Cette petite phrase serra la poitrine du rugbyman et il réussit à partir avant de ne plus pouvoir cacher son trouble. Il savait que Charlie souffrait de dépression, que c'était une maladie grave, dont on ne guérissait parfois jamais. Mais une part de lui, sûrement bien trop naïve, avait espéré que leur amour pourrait l'aider à rester loin de toute cette obscurité. Il avait eu l'impression que les troubles de son petit-ami étaient sous contrôle et même s'il l'avait parfois vu rechuter, jamais il ne s'était imaginé un instant que cela pourrait empirer au point qu'il essaye de se tuer. Comment était-il censé croire que Charlie l'aimait tellement s'il était prêt à l'abandonner en mettant fin à ses jours ?
Se maudissant de penser comme ça, sachant que c'était injuste, inutile et beaucoup plus compliqué que ça, Nick prit la route pour rejoindre son nouveau boulot, n'arrivant pas à arrêter de se torturer l'esprit.
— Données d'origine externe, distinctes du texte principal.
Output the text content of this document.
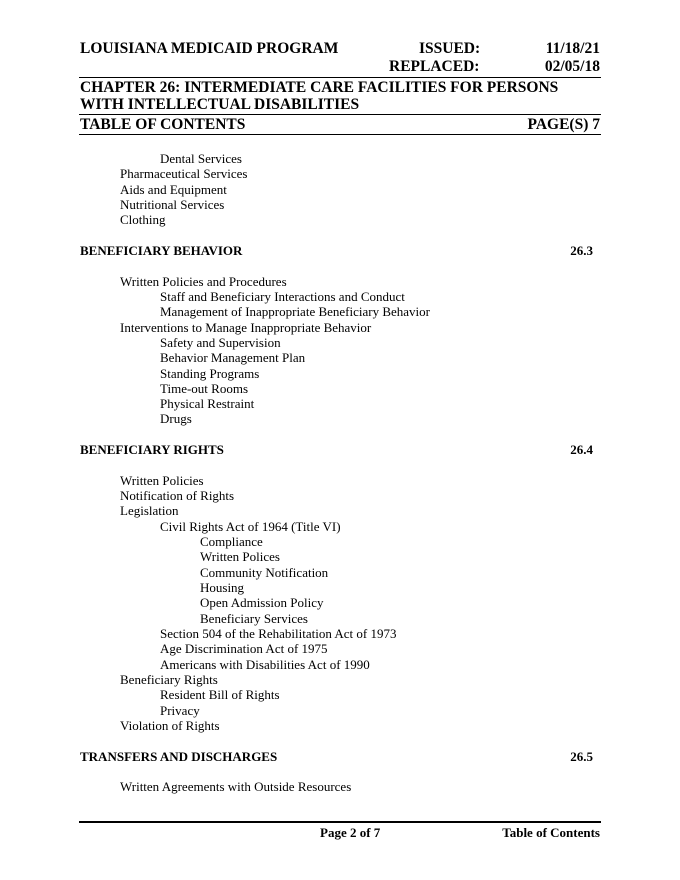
LOUISIANA MEDICAID PROGRAM	ISSUED:	11/18/21
REPLACED:	02/05/18
CHAPTER 26: INTERMEDIATE CARE FACILITIES FOR PERSONS
WITH INTELLECTUAL DISABILITIES
TABLE OF CONTENTS	PAGE(S) 7
Dental Services
Pharmaceutical Services
Aids and Equipment
Nutritional Services
Clothing
BENEFICIARY BEHAVIOR	26.3
Written Policies and Procedures
Staff and Beneficiary Interactions and Conduct
Management of Inappropriate Beneficiary Behavior
Interventions to Manage Inappropriate Behavior
Safety and Supervision
Behavior Management Plan
Standing Programs
Time-out Rooms
Physical Restraint
Drugs
BENEFICIARY RIGHTS	26.4
Written Policies
Notification of Rights
Legislation
Civil Rights Act of 1964 (Title VI)
Compliance
Written Polices
Community Notification
Housing
Open Admission Policy
Beneficiary Services
Section 504 of the Rehabilitation Act of 1973
Age Discrimination Act of 1975
Americans with Disabilities Act of 1990
Beneficiary Rights
Resident Bill of Rights
Privacy
Violation of Rights
TRANSFERS AND DISCHARGES	26.5
Written Agreements with Outside Resources
Page 2 of 7	Table of Contents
Heureusement, cette première journée chez le glacier fut si intense en informations qu'il n'eut pas le temps d'y repenser de l'après-midi. Il rencontra sa supérieure pour l'été, une jolie brunette à fossettes au rire mélodieux qui faisait ça depuis trois ans à chaque vacances. Elle allait faire équipe avec lui et lui apprendre toutes les ficelles du métier, lui avait-elle annoncé en lui tendant son tablier de travail. C'était une vraie pipelette ce qui fit qu'à la fin de la journée, en plus de tous les parfums de glace et de topping qu'il devait retenir, Nick connaissait déjà beaucoup trop de choses sur la vie personnelle de Rose Healing. Son charme opéra suffisamment pour tenir les idées noires de Nick à distance mais malheureusement, elles revinrent aussitôt qu'il se retrouva seul dans sa voiture.
- Alors, comment c'était ? Ca s'est bien passé ? Demanda sa mère lorsqu'il rentra à la maison.
- Oui très bien, c'était… chouette, ma collègue est sympa et le boulot n'a pas l'air trop compliqué.
- Ha c'est super, mon chéri, je suis contente pour toi.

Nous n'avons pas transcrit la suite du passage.